L’Internet, particulièrement outre-Atlantique, n’avait d’yeux jeudi que pour ce spécialiste du cheval d’arçons, dont l’image de nerd binoclard a volé en éclat au bout de deux heures d’attente. Après avoir enlevé ses lunettes (mais sans arracher sa chemise), il réalise une prestation impeccable et permet à son équipe de ravir, en plus du cœur des internautes, la médaille de bronze.

Comme lui, un autre sportif a vu sa prestation sportive presque éclipsée par son apparence : Yusuf Dikeç, médaillé d’argent sur l’épreuve mixte de tir au pistolet à 10 mètres. Main dans la poche, sans équipement de protection ni oculaire, sa dégaine nonchalante aura autant convoqué l’image d’un John Wick (le légendaire tueur à gages du film de Chad Stahelski) père de famille que rappelé des souvenirs à toutes celles et ceux qui, dans leur vie de lycéen, ont débarqué en cours d’EPS sans leurs affaires de sport.

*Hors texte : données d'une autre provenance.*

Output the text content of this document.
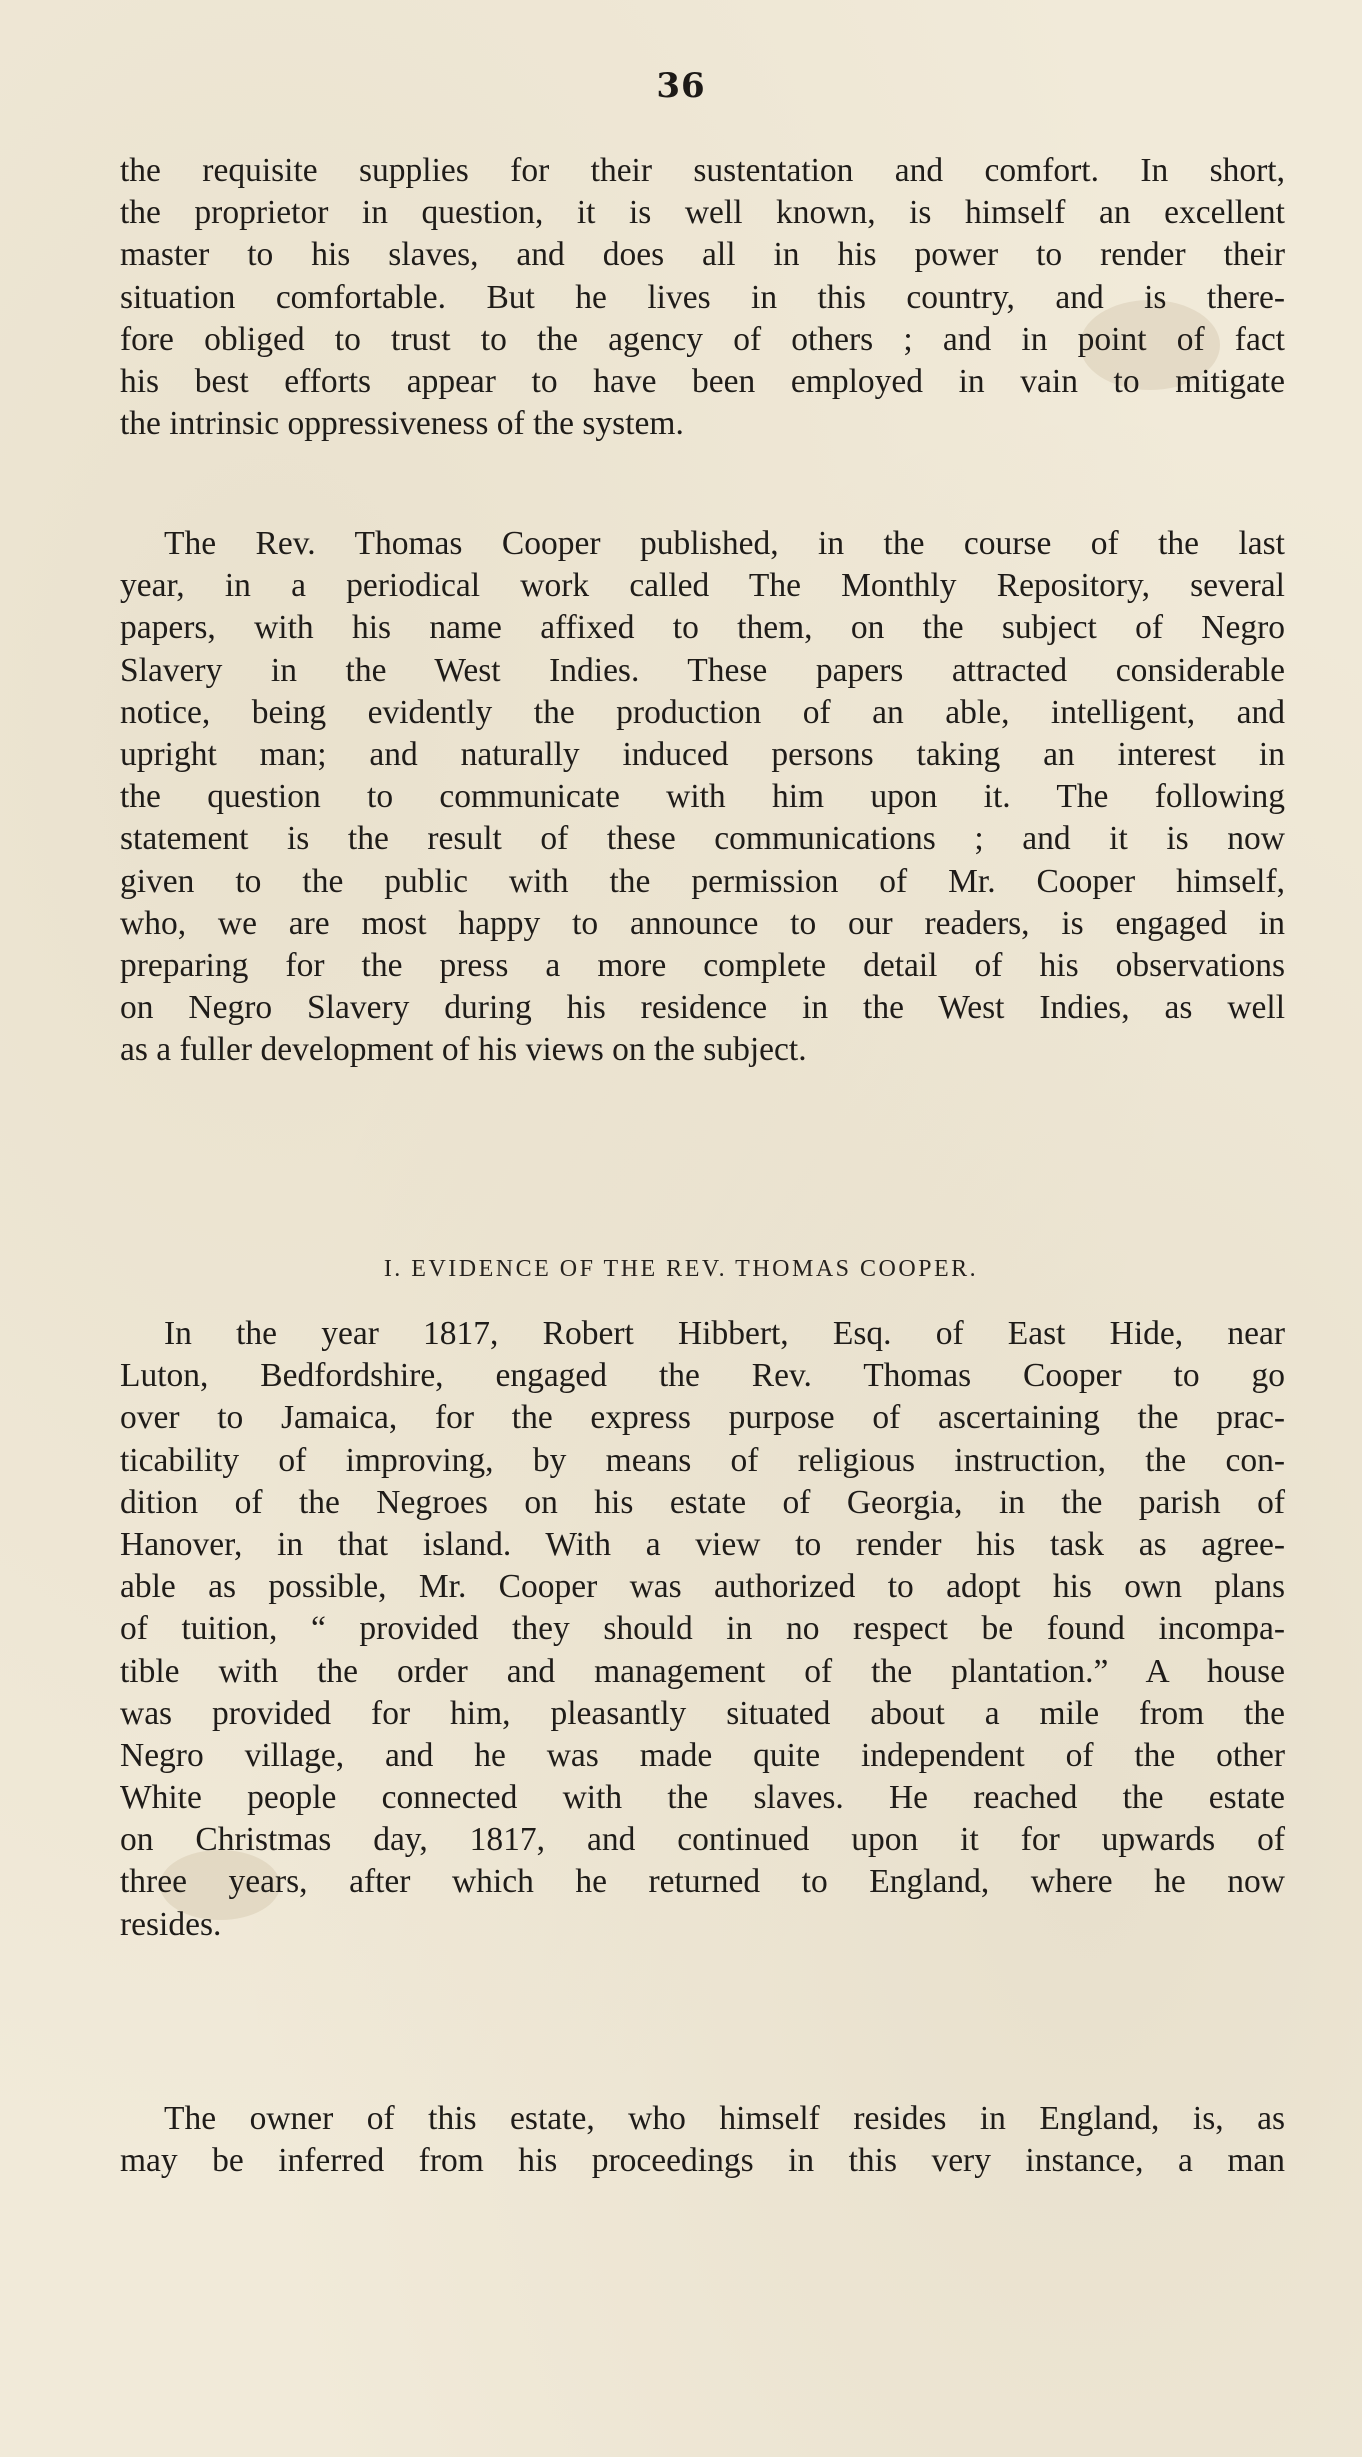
36
the requisite supplies for their sustentation and comfort. In short,
the proprietor in question, it is well known, is himself an excellent
master to his slaves, and does all in his power to render their
situation comfortable. But he lives in this country, and is there-
fore obliged to trust to the agency of others ; and in point of fact
his best efforts appear to have been employed in vain to mitigate
the intrinsic oppressiveness of the system.
The Rev. Thomas Cooper published, in the course of the last
year, in a periodical work called The Monthly Repository, several
papers, with his name affixed to them, on the subject of Negro
Slavery in the West Indies. These papers attracted considerable
notice, being evidently the production of an able, intelligent, and
upright man; and naturally induced persons taking an interest in
the question to communicate with him upon it. The following
statement is the result of these communications ; and it is now
given to the public with the permission of Mr. Cooper himself,
who, we are most happy to announce to our readers, is engaged in
preparing for the press a more complete detail of his observations
on Negro Slavery during his residence in the West Indies, as well
as a fuller development of his views on the subject.
I. EVIDENCE OF THE REV. THOMAS COOPER.
In the year 1817, Robert Hibbert, Esq. of East Hide, near
Luton, Bedfordshire, engaged the Rev. Thomas Cooper to go
over to Jamaica, for the express purpose of ascertaining the prac-
ticability of improving, by means of religious instruction, the con-
dition of the Negroes on his estate of Georgia, in the parish of
Hanover, in that island. With a view to render his task as agree-
able as possible, Mr. Cooper was authorized to adopt his own plans
of tuition, “ provided they should in no respect be found incompa-
tible with the order and management of the plantation.” A house
was provided for him, pleasantly situated about a mile from the
Negro village, and he was made quite independent of the other
White people connected with the slaves. He reached the estate
on Christmas day, 1817, and continued upon it for upwards of
three years, after which he returned to England, where he now
resides.
The owner of this estate, who himself resides in England, is, as
may be inferred from his proceedings in this very instance, a man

Si on ajoute l’air blasé et l’attirail façon cyberpunk de la Sud-Coréenne Kim Ye-ji, ainsi que l’impressionnante courbure du dos de son compatriote Choe Dae-han, ou encore l’ironie de voir éliminé un pays aussi amoureux des armes que les Etats-Unis, plus de doute : la médaille d’argent doit être décernée aux tireurs de ces JO, et donc être collective. De toute façon le « 4 × 100 mèmes », c’est comme le commentaire en BMX, vous pouvez dire n’importe quoi, personne n’y comprend rien.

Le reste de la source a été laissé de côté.